After his death, Purcell was honoured by many of his contemporaries, including his old friend John Blow, who wrote "An Ode, on the Death of Mr. Henry Purcell (Mark how the lark and linnet sing)" with text by his old collaborator, John Dryden. More recently, the English poet Gerard Manley Hopkins wrote a famous sonnet entitled simply "Henry Purcell", with a headnote reading: "The poet wishes well to the divine genius of Purcell and praises him that, whereas other musicians have given utterance to the moods of man's mind, he has, beyond that, uttered in notes the very make and species of man as created both in him and in all men generally."

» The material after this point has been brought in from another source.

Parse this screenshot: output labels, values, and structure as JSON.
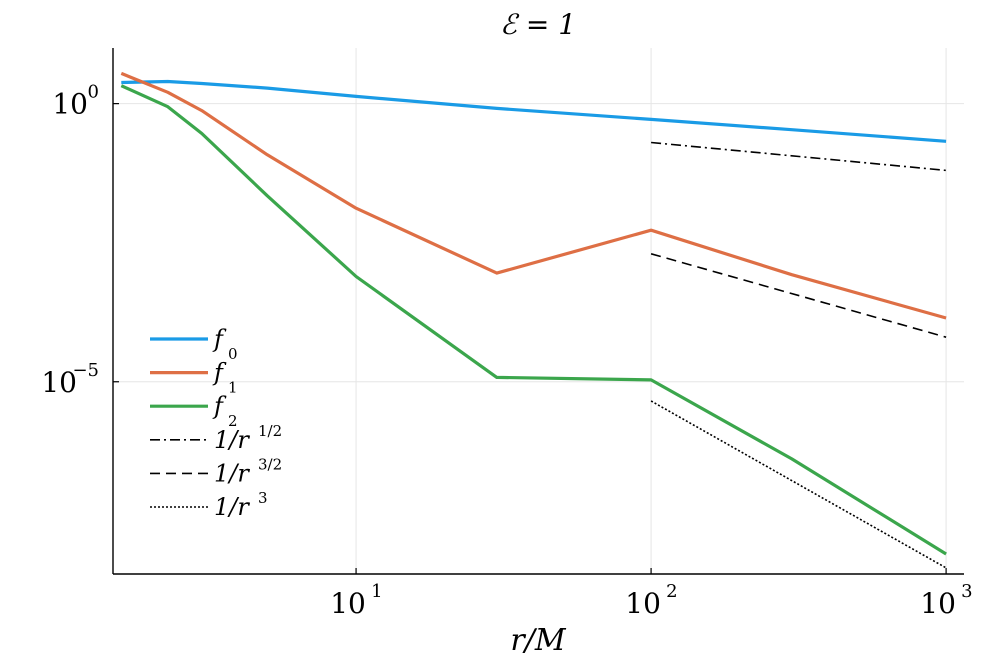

So strong was his reputation that a popular wedding processional was incorrectly attributed to Purcell for many years. The so-called Purcell's Trumpet Voluntary was in fact written around 1700 by a British composer named Jeremiah Clarke as the Prince of Denmark's March.
Purcell also had a strong influence on the composers of the English musical renaissance of the early twentieth century, most notably Benjamin Britten, who created and performed a realisation of Dido and Aeneas and whose The Young Person's Guide to the Orchestra is based on a theme from Purcell's Abdelazar. Stylistically, the aria "I know a bank" from Britten's opera A Midsummer Night's Dream is clearly inspired by Purcell's aria "Sweeter than Roses", which Purcell originally wrote as part of incidental music to Richard Norton's Pausanias, the Betrayer of His Country.

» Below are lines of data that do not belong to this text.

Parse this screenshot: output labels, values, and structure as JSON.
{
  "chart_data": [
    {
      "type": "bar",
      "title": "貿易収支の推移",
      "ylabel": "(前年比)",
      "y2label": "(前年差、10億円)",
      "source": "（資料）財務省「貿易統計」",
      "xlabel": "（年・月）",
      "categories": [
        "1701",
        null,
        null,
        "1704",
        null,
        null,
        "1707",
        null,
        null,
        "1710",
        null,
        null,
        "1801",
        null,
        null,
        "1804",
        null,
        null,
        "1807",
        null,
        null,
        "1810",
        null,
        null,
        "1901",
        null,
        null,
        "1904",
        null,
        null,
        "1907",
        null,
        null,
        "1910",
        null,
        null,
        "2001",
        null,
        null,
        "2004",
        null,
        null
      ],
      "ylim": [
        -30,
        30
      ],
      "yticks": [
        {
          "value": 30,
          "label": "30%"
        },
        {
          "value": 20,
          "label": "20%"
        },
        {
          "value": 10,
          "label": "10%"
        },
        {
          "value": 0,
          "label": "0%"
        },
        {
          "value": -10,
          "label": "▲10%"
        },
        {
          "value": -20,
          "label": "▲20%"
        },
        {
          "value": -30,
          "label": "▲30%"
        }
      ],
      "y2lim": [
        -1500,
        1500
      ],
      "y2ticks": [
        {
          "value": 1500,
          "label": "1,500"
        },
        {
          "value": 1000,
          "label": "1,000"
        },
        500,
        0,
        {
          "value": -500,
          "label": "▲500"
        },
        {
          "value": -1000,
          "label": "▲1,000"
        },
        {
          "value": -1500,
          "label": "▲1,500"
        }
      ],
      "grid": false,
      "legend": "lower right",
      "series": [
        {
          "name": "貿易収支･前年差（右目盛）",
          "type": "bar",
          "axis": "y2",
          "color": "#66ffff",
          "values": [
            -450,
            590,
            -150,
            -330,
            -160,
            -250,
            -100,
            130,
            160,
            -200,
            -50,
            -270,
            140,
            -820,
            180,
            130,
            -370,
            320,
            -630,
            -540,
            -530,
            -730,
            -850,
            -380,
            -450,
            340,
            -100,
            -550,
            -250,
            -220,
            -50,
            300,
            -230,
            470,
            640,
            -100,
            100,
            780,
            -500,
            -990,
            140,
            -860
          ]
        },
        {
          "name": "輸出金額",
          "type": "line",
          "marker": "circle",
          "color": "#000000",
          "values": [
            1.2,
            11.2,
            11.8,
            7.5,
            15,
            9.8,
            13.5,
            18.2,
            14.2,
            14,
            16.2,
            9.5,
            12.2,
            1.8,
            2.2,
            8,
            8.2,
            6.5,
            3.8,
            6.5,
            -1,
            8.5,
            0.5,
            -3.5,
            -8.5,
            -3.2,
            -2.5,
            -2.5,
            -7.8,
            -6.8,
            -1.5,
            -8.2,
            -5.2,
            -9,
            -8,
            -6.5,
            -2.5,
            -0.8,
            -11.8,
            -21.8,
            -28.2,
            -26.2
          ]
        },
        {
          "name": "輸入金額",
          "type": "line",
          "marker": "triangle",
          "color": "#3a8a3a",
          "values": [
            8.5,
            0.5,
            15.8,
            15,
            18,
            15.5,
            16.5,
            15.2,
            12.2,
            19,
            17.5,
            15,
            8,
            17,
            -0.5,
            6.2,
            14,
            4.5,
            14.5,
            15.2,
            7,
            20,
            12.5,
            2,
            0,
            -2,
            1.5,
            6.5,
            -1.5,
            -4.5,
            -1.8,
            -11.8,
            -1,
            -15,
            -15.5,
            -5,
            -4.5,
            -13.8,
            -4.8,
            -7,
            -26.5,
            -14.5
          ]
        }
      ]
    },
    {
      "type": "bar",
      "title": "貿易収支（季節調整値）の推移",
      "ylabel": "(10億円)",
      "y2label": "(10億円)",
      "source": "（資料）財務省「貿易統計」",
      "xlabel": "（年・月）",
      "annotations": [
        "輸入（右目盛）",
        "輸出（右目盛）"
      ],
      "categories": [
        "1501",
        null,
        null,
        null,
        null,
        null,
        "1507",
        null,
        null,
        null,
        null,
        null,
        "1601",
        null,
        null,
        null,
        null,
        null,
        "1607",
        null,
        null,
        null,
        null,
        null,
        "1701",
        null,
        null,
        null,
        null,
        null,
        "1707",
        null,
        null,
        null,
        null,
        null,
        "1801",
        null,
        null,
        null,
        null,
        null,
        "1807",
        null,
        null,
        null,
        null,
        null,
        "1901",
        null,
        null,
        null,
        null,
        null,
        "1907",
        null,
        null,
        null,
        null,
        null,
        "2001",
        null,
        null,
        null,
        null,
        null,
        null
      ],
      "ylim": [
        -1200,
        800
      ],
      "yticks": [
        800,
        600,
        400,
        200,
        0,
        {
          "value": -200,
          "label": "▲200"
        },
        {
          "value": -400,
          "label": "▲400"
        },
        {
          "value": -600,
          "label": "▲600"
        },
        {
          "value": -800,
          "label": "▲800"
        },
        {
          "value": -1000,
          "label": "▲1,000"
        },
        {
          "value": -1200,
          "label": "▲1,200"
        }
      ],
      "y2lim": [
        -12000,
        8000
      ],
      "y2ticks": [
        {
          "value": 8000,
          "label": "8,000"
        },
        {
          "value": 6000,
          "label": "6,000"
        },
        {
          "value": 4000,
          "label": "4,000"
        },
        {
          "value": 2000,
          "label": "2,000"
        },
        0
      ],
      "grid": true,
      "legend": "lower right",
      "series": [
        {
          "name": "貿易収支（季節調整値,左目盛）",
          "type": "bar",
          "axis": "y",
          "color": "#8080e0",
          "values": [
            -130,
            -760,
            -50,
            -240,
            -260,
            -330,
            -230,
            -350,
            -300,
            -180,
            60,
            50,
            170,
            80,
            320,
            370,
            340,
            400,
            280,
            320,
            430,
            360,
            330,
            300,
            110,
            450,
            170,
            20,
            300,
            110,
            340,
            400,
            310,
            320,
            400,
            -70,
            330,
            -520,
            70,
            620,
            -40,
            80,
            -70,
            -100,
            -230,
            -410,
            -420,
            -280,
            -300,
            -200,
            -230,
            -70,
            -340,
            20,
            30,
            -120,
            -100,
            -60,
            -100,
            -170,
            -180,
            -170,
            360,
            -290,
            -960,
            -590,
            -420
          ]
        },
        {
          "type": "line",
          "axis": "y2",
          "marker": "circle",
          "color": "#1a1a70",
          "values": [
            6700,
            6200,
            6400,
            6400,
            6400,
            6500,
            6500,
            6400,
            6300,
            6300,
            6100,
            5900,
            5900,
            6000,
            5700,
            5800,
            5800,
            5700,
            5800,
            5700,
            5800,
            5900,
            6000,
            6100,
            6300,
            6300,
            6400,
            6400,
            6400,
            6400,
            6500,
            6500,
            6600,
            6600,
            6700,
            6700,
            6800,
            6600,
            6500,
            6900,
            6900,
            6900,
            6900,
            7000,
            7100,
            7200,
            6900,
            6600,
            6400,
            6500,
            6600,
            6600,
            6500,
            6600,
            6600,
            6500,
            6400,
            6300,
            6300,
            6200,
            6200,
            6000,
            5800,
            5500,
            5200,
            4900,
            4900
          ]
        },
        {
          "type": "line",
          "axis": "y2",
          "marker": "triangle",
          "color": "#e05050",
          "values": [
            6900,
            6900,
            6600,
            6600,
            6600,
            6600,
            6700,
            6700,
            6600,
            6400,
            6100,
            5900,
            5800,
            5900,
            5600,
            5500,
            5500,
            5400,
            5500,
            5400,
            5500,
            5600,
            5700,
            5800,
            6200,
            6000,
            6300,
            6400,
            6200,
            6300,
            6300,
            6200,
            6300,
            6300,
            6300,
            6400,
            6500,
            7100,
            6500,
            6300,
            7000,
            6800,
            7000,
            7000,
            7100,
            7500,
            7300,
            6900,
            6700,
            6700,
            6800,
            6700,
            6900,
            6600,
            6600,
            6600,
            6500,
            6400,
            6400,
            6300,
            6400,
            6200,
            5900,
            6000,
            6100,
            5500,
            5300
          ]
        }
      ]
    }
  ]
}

In 2009 Pete Townshend of The Who, an English rock band that established itself in the 1960s, identified Purcell's harmonies as an influence on the band's music (in songs such as " Won't Get Fooled Again" (1971) and " I Can See for Miles" (1967)).
Michael Nyman, at the request of the director, built the score of Peter Greenaway's 1982 film, The Draughtsman's Contract on ostinati by Purcell from various sources, one misattributed. He credited Purcell as a "music consultant." Another of Purcell's ostinati, in fact the aforementioned Cold Genius aria, was used in Nyman's Memorial.
In Victoria Street, Westminster, England, there is a bronze monument to Purcell (right), sculpted by Glynn Williams and erected in 1994.
Purcell's works have been catalogued by Franklin Zimmerman, who gave them a number preceded by Z.
In a 1940 interview Ignaz Friedman stated that he considered Purcell as great as Bach and Beethoven.
Popular culture influences
Purcell is among the Baroque composers who has had a direct influence on modern rock and roll; according to Pete Townshend of The Who, Purcell was among his influences, particularly evident in the opening bars of The Who's " Pinball Wizard". The processional section from Purcell's "Music for the Funeral of Queen Mary," was also adapted for the synthesizer by Wendy Carlos to serve as the theme music for the 1971 film A Clockwork Orange. Noted cult New Wave artist Klaus Nomi regularly performed "The Cold Song" from King Arthur during his career, including a version on his debut self-titled album, Klaus Nomi, from 1981; his last public performance before his untimely death was an interpretation of the piece done with a full orchestra in December 1982 in Munich. Purcell wrote the song for a bass, but numerous countertenors have performed the piece in homage to Nomi.
In the 21st century, the soundtrack of the 2005 film version of Pride and Prejudice features a dance titled "A Postcard to Henry Purcell." This is a version by composer Dario Marianelli of Purcell's Abdelazar theme. In the German-language 2004 movie, Der Untergang ([the] Downfall (film), the music of Dido's Lament is used repeatedly as the end of the Third Reich culminates.